Here’s a poem I wrote shortly after my dad’s death.  Two years after his death, it still rings true for me.

Reflection in the Wake of Dad’s Death

Part I

So here’s the problem.

If I believed in heaven OR reincarnation,

I would know where my father’s spirit has gone—

Well, more or less.

Without a particular belief system,

I don’t know.

Dad believed when you die, it’s just all over.

I don’t know if that’s true either.

What to do?

Develop some expertise in

Not knowing.

Part II 

You ask, how do I do this? Funny you should ask.

 Part III  

Gayle’s recipe for developing expertise in Not knowing: 

One part Mary Oliver poem —

              …Still, what I want in my life

             is to be willing

             to be dazzled —

             to cast aside the weight of facts

             and maybe even

             to float a little

             above this difficult world.

             I want to believe I am looking

             into the white fire of a great mystery….

One part David Wagoner poem—

Stand still. The trees ahead and bushes beside you

           Are not lost.

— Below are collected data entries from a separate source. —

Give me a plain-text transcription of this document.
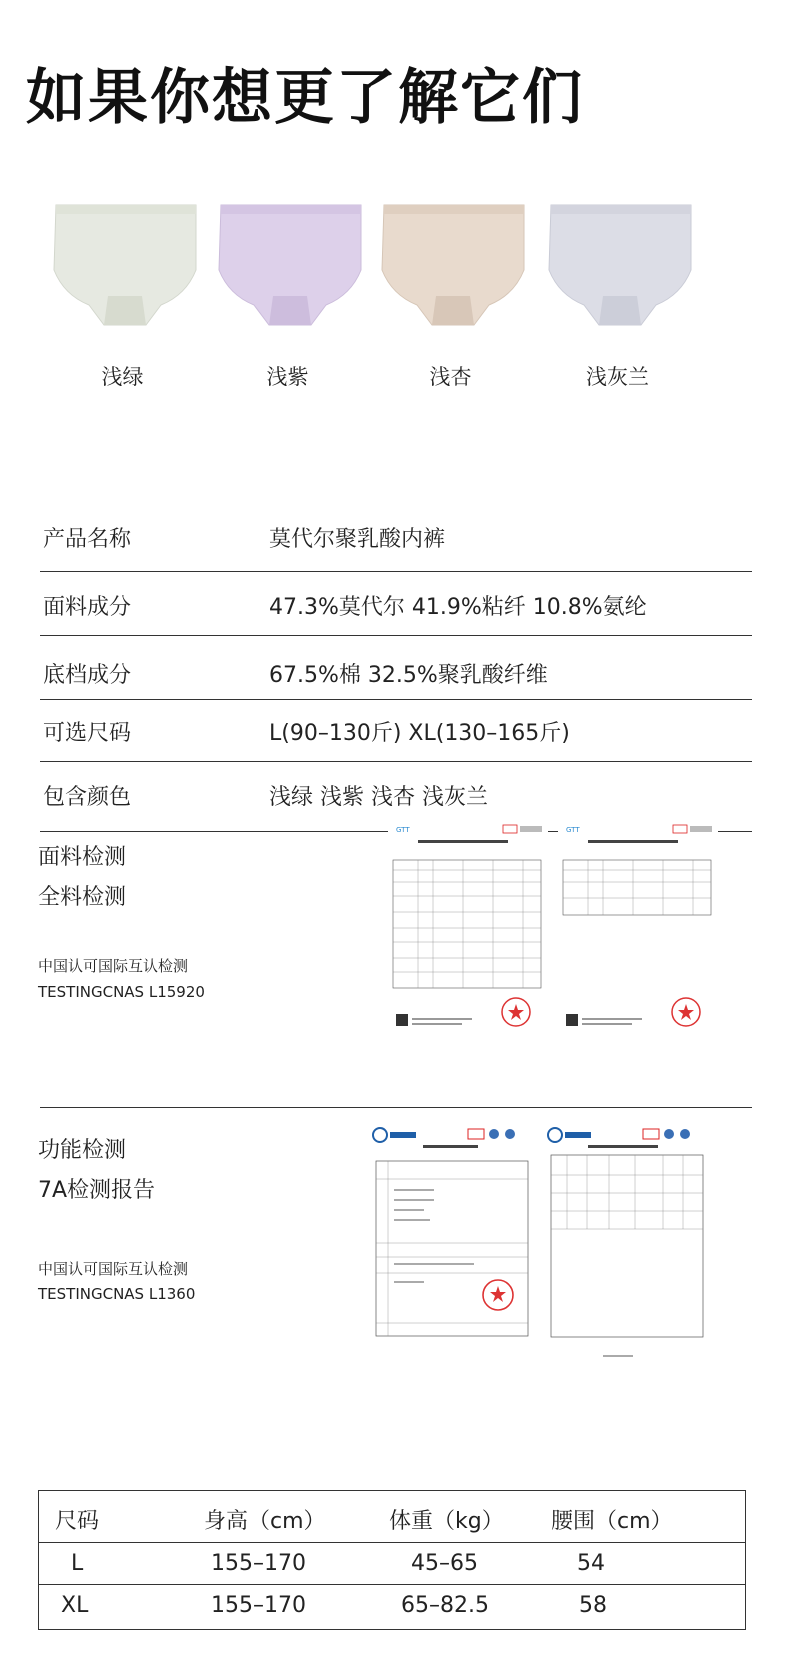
如果你想更了解它们
浅绿	浅紫	浅杏	浅灰兰
产品名称	莫代尔聚乳酸内裤
面料成分	47.3%莫代尔 41.9%粘纤 10.8%氨纶
底档成分	67.5%棉 32.5%聚乳酸纤维
可选尺码	L(90–130斤) XL(130–165斤)
包含颜色	浅绿 浅紫 浅杏 浅灰兰
面料检测
全料检测
中国认可国际互认检测
TESTINGCNAS L15920
GTT	GTT
功能检测
7A检测报告
中国认可国际互认检测
TESTINGCNAS L1360
尺码	身高（cm）	体重（kg） 腰围（cm）
L	155–170	45–65	54
XL	155–170	65–82.5	58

Wherever you are is called Here,

           And you must treat it as a powerful stranger,

           Must ask permission to know it and be known….

One part David Whyte saying—

The deeper conversation starts right here, and the first question is not far from       exactly where you are.

One part the Dalai Lama’s laugh.

Put it all in the oven and bake daily.  Don’t stop baking.

Prep time:  none.   Oven temperature: as hot as you can tolerate, and cooler when you need it cooler.   Baking time: as above, forever.  Serves: all beings.

Part IV  

So this is how it is now.

I wake up every day not knowing.

Dazzled, or floating…

I try to find my nearest question.

I laugh, sometimes I cry.

I think of you, Dad.

Wherever else you are (or aren’t),

you are here now,

in my heart,

now.

Part V

Months later, the baking continues.

There is Not Knowing and there is peace, an okay-ness with not knowing.

♥   Gayle

Excerpts are from the poem “The Ponds” by Mary Oliver; the poem “Lost” by David Wagoner; and from a talk given by David Whyte at the Herbst Theatre in San Francisco on May 29, 2009.

two poems from Sati

I have two poems that I wrote after my dad died. Here they are..

The process..

I see you take in a shallow sip of air
gently tether the pulse
for just a while.

I watch you keep the patterned cycle
flowing softly
now and then.

In the space between
I hear a new sound
Playing with the breath.

In the space between
I sense an opening
dancing with forces.

In the space between
I feel the leaving
Of one heart for a greater.

In the space between
I see how gently you pick it up,
embrace the beauty that you are.

 

and this one too..

For Tim.

We wrap your form, carry you,
feeling the bodies weight
one last time, watching.

Details of your form
the lines and moles,
the tiny frame, humbled by the struggles
show a heart that sought freedom
that carried burdens silently
and too alone.

Even coldness has a holy touch-
your forehead white and proud against my hand.
I am in the domain of angels,
humans- what can they do here?
In a place of remnants
where all we know has fallen
leaving a shell for angels and the earth
to cherish and take apart in their holy way.